Stuttgarter glauben an den Wehneberg

Bad Hersfeld. Nach dem Kauf der sechs Windanlagen im Bad Hersfelder Stadtwald für 28 Millionen Euro bekräftigen die Stuttgarter Stadtwerke erneut ihren Glauben an die Wirtschaftlichkeit des Projekts. „Das Vorhaben wurde ausführlich geprüft“, weist Geschäftsführer Dr. Michael Maxelon auf die Windprognosen und entsprechende Gutachten hin, an deren Qualität es keine Zweifel gebe.
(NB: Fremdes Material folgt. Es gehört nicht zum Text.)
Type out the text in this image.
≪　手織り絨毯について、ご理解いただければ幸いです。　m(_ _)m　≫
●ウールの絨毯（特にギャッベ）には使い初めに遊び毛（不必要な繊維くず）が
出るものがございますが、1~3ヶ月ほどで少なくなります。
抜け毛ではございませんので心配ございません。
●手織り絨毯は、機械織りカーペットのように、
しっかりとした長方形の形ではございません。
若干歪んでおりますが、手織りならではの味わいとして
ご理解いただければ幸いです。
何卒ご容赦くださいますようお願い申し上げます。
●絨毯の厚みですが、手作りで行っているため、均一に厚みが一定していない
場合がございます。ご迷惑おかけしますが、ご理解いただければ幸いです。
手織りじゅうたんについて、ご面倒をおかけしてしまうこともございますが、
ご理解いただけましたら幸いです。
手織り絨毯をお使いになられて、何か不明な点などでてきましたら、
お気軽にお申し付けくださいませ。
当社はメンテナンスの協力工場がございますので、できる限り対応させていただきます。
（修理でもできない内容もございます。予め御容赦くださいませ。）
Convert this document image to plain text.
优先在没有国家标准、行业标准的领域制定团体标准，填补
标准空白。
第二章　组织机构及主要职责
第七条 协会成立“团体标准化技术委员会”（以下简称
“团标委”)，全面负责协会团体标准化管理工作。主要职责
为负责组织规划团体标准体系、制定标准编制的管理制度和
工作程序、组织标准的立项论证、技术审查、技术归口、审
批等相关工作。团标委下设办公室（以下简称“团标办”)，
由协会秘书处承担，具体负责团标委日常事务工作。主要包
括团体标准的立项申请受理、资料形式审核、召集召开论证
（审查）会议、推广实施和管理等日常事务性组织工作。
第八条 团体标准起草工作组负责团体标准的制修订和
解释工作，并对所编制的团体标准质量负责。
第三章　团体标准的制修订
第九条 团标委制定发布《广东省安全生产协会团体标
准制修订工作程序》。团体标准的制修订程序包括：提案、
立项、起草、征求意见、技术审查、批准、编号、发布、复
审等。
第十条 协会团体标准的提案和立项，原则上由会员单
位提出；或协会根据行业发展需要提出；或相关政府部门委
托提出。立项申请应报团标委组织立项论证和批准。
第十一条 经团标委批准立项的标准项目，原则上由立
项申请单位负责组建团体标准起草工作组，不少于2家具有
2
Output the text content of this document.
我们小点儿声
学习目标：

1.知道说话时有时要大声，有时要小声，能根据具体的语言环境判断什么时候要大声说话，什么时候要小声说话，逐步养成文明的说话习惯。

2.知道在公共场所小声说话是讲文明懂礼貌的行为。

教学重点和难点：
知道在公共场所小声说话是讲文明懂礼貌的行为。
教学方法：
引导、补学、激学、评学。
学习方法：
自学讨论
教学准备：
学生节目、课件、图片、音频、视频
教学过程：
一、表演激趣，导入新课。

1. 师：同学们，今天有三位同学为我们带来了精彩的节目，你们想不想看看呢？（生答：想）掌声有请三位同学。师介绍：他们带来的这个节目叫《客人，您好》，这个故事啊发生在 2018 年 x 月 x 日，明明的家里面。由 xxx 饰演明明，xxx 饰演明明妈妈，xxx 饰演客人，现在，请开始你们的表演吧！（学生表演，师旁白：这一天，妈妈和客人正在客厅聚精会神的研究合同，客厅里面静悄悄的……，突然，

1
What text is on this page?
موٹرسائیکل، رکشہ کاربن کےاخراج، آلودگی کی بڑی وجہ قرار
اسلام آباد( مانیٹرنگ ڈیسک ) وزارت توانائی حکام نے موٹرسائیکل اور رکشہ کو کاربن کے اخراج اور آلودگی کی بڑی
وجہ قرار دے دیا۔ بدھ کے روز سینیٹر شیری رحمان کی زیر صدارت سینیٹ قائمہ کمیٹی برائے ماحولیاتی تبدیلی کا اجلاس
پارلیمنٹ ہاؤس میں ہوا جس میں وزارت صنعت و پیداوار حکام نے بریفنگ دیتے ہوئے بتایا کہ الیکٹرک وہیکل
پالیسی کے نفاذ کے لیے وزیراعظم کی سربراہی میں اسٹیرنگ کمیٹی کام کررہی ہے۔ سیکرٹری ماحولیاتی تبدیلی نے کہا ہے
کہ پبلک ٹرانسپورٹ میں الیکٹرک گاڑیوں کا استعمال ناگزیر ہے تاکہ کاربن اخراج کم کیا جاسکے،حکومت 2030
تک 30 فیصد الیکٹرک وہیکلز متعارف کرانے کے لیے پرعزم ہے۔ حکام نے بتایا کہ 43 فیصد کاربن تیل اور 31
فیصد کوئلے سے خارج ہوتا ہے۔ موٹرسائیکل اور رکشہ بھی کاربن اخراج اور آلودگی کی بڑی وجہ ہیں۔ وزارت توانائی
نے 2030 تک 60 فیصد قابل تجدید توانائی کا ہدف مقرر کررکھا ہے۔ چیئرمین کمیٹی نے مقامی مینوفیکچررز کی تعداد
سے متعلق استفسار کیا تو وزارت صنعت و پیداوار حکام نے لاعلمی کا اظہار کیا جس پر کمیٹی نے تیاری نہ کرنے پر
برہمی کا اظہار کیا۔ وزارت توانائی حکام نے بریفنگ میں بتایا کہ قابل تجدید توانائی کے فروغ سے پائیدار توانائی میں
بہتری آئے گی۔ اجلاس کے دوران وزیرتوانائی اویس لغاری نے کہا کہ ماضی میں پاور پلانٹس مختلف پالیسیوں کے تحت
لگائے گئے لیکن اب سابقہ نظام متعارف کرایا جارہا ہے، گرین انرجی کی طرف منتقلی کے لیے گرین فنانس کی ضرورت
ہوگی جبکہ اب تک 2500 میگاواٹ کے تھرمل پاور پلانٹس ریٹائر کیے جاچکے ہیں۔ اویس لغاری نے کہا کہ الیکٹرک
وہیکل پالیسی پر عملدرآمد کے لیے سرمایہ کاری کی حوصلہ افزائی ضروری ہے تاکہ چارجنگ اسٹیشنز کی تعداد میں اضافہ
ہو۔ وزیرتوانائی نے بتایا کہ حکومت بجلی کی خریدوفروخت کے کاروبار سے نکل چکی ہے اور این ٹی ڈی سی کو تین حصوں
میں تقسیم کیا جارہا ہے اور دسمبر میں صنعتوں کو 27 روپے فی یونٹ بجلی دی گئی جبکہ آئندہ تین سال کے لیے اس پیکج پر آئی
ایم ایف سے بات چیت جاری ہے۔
Als kommunales Wirtschaftsunternehmen müsse man solche Investitionen selbstverständlich sorgfältig prüfen. Auch mögliche zeitweise Abschaltungen der Anlagen für den Tierschutz seien in die wirtschaftlichen Überlegungen bereits einbezogen. Gleichzeitig betonte Maxelon im Gespräch mit unserer Zeitung das langfristige Interesse am von Abo-Wind geplanten Windpark auf dem Wehneberg. „Wir sind kein Investor, der den Park möglichst schnell wieder verkaufen will“, so der Geschäftsführer. Die Betriebserlaubnis gilt für 20 Jahre.

Die 2011 neu gegründeten Stuttgarter Stadtwerke seien ein „Kind der Energiewende“ mit dem klaren kommunalen Auftrag für den Vertrieb von Ökostrom und Erdgas und das Vorantreiben der Energiewende in Deutschland.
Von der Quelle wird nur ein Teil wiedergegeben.